Fire and Forget

Born on the 11th of September.

Fire-and-forget missiles are launched and then left to their own devices, whizzing toward inevitable destruction. The veteran authors of Fire and Forget: Short Stories From the Long War (Da Capo Press, 234 pages, $15.99) are on a mission to ensure U.S. soldiers aren't similarly treated. Their compilation is a grim expedition to the front lines and back home, giving a personal face to the desert wars that linger in soldiers' lives long after they've left the sand.

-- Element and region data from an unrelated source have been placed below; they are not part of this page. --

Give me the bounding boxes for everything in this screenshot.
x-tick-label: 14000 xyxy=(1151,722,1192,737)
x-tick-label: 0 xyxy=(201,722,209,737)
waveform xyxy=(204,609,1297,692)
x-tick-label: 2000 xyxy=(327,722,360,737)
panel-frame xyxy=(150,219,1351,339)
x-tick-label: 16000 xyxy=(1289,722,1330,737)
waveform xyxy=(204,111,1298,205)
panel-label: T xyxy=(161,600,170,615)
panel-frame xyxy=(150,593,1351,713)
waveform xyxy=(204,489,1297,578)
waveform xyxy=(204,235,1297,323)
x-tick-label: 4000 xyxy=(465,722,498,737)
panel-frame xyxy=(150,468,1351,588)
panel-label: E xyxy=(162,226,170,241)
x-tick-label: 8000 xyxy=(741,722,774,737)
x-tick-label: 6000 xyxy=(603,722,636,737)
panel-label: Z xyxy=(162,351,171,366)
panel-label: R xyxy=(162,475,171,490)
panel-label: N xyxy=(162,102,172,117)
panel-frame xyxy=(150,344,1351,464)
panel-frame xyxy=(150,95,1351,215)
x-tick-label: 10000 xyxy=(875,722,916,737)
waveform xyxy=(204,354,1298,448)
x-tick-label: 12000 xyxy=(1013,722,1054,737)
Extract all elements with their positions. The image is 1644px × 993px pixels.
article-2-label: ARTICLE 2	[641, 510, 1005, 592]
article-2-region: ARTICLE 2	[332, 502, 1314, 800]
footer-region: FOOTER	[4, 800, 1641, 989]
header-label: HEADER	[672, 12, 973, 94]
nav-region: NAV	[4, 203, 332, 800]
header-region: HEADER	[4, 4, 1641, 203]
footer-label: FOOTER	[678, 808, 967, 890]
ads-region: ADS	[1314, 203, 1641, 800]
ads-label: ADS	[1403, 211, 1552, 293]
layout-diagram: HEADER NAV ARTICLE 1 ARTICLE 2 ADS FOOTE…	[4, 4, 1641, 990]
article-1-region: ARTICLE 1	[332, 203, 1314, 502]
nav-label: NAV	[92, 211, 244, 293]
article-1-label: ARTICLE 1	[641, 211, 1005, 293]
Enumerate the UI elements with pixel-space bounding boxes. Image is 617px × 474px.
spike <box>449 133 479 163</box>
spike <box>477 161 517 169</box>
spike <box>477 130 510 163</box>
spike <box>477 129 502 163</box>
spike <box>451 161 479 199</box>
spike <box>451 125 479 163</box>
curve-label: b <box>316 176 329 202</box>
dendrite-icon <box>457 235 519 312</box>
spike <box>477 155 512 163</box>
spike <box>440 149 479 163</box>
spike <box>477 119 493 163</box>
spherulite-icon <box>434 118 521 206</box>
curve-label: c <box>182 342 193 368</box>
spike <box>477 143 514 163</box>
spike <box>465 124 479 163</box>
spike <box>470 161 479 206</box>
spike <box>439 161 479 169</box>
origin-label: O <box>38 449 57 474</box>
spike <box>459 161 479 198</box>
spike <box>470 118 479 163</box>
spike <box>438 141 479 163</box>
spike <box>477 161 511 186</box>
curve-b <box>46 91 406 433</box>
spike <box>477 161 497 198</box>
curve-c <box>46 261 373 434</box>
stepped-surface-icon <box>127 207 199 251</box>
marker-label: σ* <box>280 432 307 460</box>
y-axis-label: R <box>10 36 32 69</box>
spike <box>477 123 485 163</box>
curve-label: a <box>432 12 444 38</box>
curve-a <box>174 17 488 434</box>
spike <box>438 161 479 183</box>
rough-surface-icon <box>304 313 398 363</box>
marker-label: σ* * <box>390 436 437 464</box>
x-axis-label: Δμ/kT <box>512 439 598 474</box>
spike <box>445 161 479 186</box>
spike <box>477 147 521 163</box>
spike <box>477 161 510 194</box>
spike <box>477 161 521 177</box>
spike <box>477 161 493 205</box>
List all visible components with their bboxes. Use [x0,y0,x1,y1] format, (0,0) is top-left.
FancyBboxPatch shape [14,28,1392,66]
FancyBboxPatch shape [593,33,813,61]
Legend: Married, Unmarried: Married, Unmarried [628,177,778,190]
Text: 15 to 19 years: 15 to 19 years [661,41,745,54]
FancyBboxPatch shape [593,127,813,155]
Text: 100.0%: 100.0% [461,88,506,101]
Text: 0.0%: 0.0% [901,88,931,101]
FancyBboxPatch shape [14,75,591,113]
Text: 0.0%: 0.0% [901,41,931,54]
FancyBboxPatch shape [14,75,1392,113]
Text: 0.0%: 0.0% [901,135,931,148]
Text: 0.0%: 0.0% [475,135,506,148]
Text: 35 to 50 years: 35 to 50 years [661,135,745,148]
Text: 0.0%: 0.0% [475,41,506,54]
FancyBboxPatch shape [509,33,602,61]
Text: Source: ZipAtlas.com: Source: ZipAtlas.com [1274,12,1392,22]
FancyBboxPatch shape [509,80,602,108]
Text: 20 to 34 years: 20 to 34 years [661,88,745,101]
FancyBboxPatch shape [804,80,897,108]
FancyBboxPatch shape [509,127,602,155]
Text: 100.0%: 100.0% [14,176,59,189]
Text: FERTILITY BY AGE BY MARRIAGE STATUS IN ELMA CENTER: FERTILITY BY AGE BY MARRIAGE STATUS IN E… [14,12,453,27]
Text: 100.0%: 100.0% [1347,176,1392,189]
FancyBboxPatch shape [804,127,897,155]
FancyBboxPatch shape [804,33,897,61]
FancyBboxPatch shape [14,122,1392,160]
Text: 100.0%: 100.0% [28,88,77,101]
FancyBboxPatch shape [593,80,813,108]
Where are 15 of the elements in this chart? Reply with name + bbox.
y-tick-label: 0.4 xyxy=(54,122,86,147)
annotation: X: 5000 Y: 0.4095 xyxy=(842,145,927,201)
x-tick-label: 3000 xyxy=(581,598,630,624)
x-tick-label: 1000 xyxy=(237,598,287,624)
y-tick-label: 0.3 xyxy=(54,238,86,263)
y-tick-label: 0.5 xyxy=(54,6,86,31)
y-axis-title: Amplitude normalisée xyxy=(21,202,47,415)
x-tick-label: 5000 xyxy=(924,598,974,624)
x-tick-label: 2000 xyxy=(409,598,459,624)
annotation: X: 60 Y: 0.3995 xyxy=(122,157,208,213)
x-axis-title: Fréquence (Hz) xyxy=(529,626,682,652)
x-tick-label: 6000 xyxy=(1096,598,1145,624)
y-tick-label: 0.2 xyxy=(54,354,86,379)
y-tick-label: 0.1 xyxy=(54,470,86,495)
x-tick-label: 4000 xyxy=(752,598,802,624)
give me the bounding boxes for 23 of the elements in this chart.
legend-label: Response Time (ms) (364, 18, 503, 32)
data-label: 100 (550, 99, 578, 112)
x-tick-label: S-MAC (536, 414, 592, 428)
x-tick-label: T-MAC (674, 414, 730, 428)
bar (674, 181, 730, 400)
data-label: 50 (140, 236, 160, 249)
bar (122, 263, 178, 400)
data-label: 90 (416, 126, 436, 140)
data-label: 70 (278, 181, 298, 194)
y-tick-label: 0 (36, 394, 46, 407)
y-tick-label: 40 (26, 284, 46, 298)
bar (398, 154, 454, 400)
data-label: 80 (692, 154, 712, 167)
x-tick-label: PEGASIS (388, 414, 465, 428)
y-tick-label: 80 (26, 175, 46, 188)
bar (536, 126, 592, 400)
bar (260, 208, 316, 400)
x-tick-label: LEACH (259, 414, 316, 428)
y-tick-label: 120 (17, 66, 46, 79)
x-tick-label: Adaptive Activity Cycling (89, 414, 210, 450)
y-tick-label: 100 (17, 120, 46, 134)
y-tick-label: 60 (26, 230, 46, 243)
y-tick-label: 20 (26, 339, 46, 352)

"We all know happiness throws white ink against a white page. What we need is darkness for the meaning to come clear," explains Colum McCann's foreword. There is plenty of darkness on these pages. The front line in "Red Steel India" flows mind-numbingly by in a montage of jacking off, video games and suicide bombers. Between deployments, an Army scout in "And Bugs Don't Bleed" wakes up, hung over and newly single, and slaughters his young neighbor's chicken just to kill. "Big Two-Hearted Hunting Creek" sees two veterans fishing. Picturesque, until one beheads a trout with his teeth and the other exposes his mutilated privates (no pun intended) to nearby picnickers. In "Play the Game," the game is apparently to drink until you black out, harass police and yell "fuck this shit!" in In-N-Out Burger. The personal face of war, it seems, is teeming with hopelessness. It is also as masculine as a Hemingway novel: There's just one female veteran author. 

At worst, the compilation reinforces negative soldier stereotypes. Almost every story is underlined by a dismal relationship, at times reducing the compilation to a narrative of failed couple's therapy. It is an isolated snapshot: young male Army infantry in a world of cursing, alcohol and PTSD. As one author puts it: "The Army is everywhere. Look around, all you can see is porn shops, drug stores and chain restaurants."

But at best, Fire and Forget gives human features to distant wars. A few standouts, ensnaring readers without sugar-coating, save the collection from being an overly painful slog. "Poughkeepsie," in which an AWOL soldier dreams of woodland bunny armies, is a welcome comedic respite. And Gavin Kovite's choose-your-own adventure story puts readers in the action: "At the front of your field of vision is the enormous black barrel of an M2.50 caliber machine gun...that shoots rounds the size of small dildos."

It's hard to seduce readers when you begin, as the foreword does, by calling them "wadded with lies." It's harder still when the alternative you offer is a depressing world of emotionally mauled figures in failing relationships. Fire and Forget, like almost any war, is an uncomfortable look into the dark corners of humanity.

GO: Roy Scranton, David Abrams and Gavin Kovite will be at Powell's City of Books, 1005 W Burnside St., on Wednesday, March 20. 7:30 pm. Free.